The pharmaceutical industry, meanwhile, expanded rapidly during the past 20 years in Flanders as well as in Wallonia. A very diverse portfolio of chemistrybased industrial activities developed through the past two centuries in Belgium. The Belgian chemical sector today has one of the highest degrees of specialisation in the world.

Essenscia

 

• The industry’s turnover exceeded 54 billion EUR in 2007, accounting for one-fifth of total turnover in Belgium’s manufacturing

  sector as a whole.

• Direct employment in the chemical and life sciences industry totals about 94,000 jobs, or 16% of all employment in the

  entire manufacturing sector. In addition, the chemical and life sciences industry generates about 150,000 indirect jobs in

  other sectors of the Belgian economy.

• The chemical and life sciences industry is highly export-oriented. Exports amounted to 99.2 billion EUR in 2007 (including

  transit). Exports of chemicals, pharmaceuticals, plastics and rubber generated a positive trade balance of more than 18

  billion EUR in 2007, contributing to the growth of the Belgian economy.

• Since 2005, the trade balance of the chemical and life sciences industry exceeds the total trade balance of Belgium as a

  whole.

• Invesment amounted to 1.96 billion EUR in 2007, representing more than one quarter of total investment in the manufacturing

  sector. The basic chemical industry accounted for nearly half of all investment, two-thirds of which was in the Antwerp region.

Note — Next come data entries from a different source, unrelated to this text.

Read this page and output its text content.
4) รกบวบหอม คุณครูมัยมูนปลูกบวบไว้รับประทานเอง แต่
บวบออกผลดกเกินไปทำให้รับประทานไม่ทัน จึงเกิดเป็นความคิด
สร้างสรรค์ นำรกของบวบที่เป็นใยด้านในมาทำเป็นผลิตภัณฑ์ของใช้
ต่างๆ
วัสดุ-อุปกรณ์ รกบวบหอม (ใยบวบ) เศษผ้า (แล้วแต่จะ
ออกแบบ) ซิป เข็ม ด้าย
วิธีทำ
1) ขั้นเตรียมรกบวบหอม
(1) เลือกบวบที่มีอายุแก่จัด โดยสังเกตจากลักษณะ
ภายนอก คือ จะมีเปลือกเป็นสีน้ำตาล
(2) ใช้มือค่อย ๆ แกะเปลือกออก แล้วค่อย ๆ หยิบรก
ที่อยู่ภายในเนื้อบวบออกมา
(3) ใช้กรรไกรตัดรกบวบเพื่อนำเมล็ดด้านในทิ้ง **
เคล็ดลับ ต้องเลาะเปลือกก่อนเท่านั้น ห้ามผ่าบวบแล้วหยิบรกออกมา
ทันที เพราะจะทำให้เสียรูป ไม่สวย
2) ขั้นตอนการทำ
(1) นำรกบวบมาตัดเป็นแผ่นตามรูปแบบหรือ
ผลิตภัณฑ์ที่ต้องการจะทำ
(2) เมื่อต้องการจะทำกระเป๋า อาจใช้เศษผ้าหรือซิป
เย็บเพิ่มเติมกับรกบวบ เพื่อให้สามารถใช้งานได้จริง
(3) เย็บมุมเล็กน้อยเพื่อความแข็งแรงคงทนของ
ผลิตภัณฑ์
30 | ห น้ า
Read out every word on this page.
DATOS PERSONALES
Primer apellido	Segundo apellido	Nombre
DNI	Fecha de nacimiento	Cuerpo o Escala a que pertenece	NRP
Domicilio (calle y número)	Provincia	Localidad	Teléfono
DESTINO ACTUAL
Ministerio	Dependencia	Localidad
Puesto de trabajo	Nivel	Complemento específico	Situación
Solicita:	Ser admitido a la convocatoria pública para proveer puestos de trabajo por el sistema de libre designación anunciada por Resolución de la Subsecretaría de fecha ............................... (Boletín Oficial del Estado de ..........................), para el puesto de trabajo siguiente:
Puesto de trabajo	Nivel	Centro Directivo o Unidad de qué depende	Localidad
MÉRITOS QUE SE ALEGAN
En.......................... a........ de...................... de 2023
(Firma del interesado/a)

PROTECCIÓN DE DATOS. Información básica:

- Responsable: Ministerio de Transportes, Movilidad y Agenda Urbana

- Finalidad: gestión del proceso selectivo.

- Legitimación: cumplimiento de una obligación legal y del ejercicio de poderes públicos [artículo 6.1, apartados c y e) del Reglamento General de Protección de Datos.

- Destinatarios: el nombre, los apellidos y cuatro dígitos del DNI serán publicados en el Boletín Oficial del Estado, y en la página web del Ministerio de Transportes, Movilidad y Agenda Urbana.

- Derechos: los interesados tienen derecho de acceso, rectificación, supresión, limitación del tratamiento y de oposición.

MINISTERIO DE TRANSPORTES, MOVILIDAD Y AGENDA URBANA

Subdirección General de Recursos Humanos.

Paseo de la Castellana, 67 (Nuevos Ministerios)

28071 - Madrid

• Research and development expenditure in the chemical and life sciences industry totalled an estimated 2.32 billion EUR in

  2007. This represented nearly half of all private-sector R&D spending in Belgium. Life sciences, which includes

  pharmaceuticals and biotechnology, accounted for about three quarters of the sector’s R&D.

• The Belgian chemical industry accounts for more than 6% of the total European turnover in this sector, even though

  Belgium’s share of the total EU population is only 2.1%.